Regarding parents, both Lewis and Wilson say they hope that the excitement generated by the World Cup will also encourage more women to join their local leagues as coaches and officials.

"We went so far, with some criticism, I might add, to having 'ladies only' clinics for coaches and referees," says Wilson.

The 31-year-old Overbeck and her teammate Joy Fawcett took a particular interest in the positive influence that the women's team had, and their own status as role models. The reason? They're both moms.

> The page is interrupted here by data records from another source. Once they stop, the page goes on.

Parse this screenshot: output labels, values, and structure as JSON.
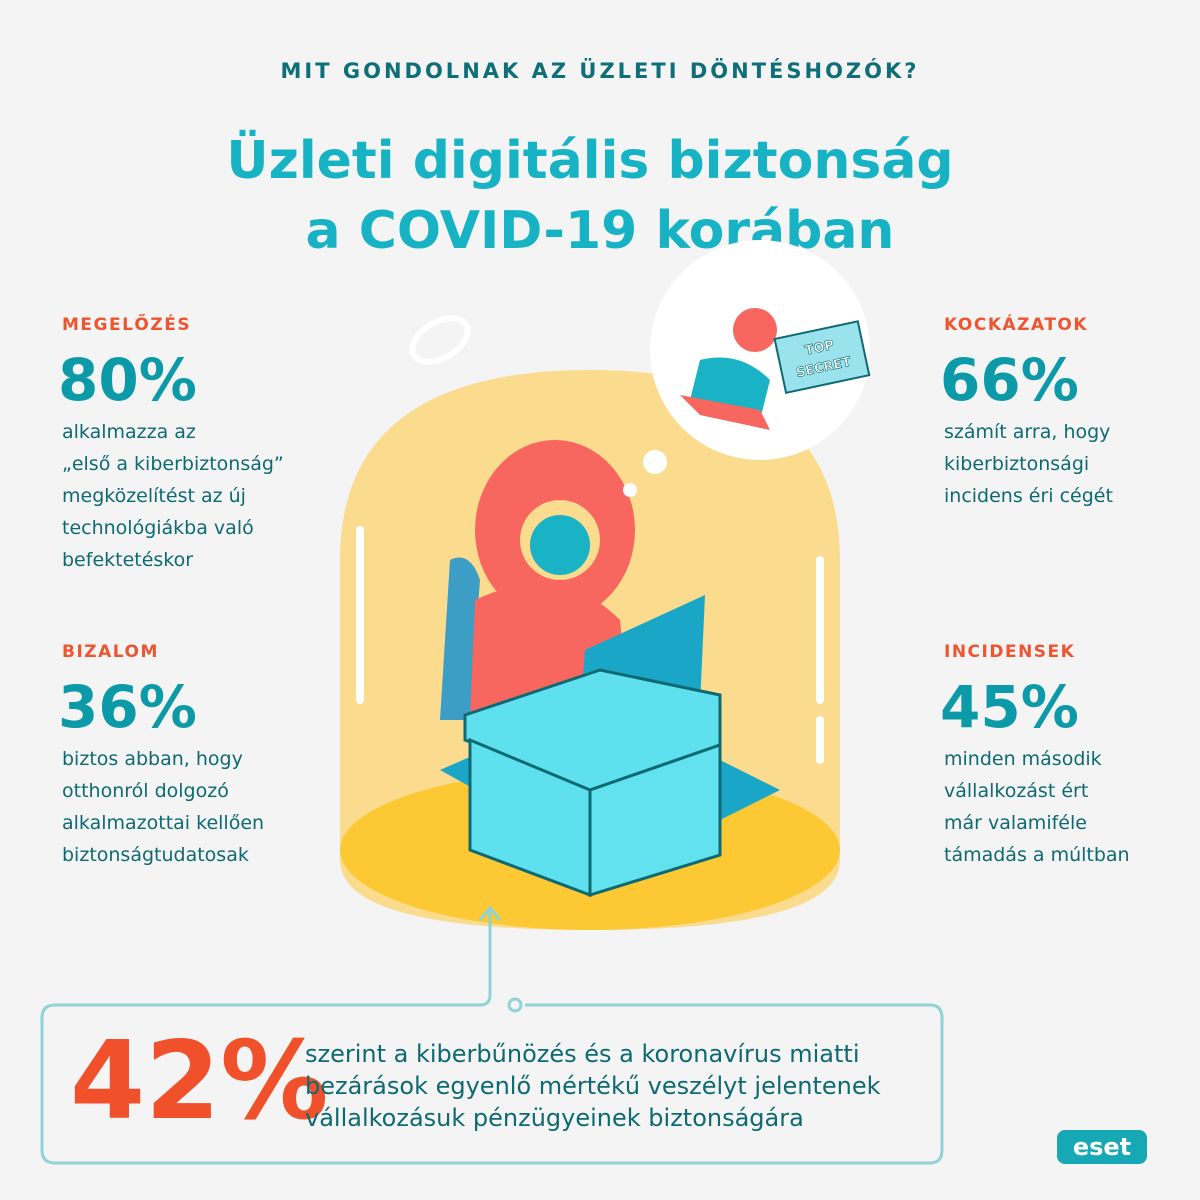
{
  "header": {
    "kicker": "MIT GONDOLNAK AZ ÜZLETI DÖNTÉSHOZÓK?",
    "title": [
      "Üzleti digitális biztonság",
      "a COVID-19 korában"
    ]
  },
  "stats": [
    {
      "label": "MEGELŐZÉS",
      "value": "80%",
      "lines": [
        "alkalmazza az",
        "„első a kiberbiztonság”",
        "megközelítést az új",
        "technológiákba való",
        "befektetéskor"
      ]
    },
    {
      "label": "KOCKÁZATOK",
      "value": "66%",
      "lines": [
        "számít arra, hogy",
        "kiberbiztonsági",
        "incidens éri cégét"
      ]
    },
    {
      "label": "BIZALOM",
      "value": "36%",
      "lines": [
        "biztos abban, hogy",
        "otthonról dolgozó",
        "alkalmazottai kellően",
        "biztonságtudatosak"
      ]
    },
    {
      "label": "INCIDENSEK",
      "value": "45%",
      "lines": [
        "minden második",
        "vállalkozást ért",
        "már valamiféle",
        "támadás a múltban"
      ]
    }
  ],
  "illustration": {
    "envelope": [
      "TOP",
      "SECRET"
    ]
  },
  "callout": {
    "value": "42%",
    "lines": [
      "szerint a kiberbűnözés és a koronavírus miatti",
      "bezárások egyenlő mértékű veszélyt jelentenek",
      "vállalkozásuk pénzügyeinek biztonságára"
    ]
  },
  "logo": "eset"
}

"We welcome the role model status with open arms, because when we were growing up we didn't have a role model in our sport," Overbeck says. "Now these young girls and young boys can look up and possibly aspire to be like us, and to play for the national team some day. We just hope they set goals, have dreams and go after those dreams."

And players such as Sombrero, who at 22 is one of the younger members of the team, recognize the importance of supportive parents.

"For both kids and parents, it's all about having fun," says the fleet-footed fullback. "I think it's hard for parents if their child is not the best player. But I think the best thing for parents is to support your kid, regardless of how they played. With my parents, as long as I gave a 100 percent effort, they were happy. It didn't matter if I played bad or I played well. The worst thing you can do is scold your child. Tell them if they're not going to give 100 percent, don't go out there. But as long as they're trying hard, that's all that matters."

So what lessons do the U.S. national team players hope youngsters take away from the World cup experience, and into this fall season?

"Keep playing hard, and keep trying," says Sombrero, a Notre Dame graduate. "If you're having fun, stay at it. It doesn't matter if you're not the best player on the team - I never was. If you love it, good things will happen."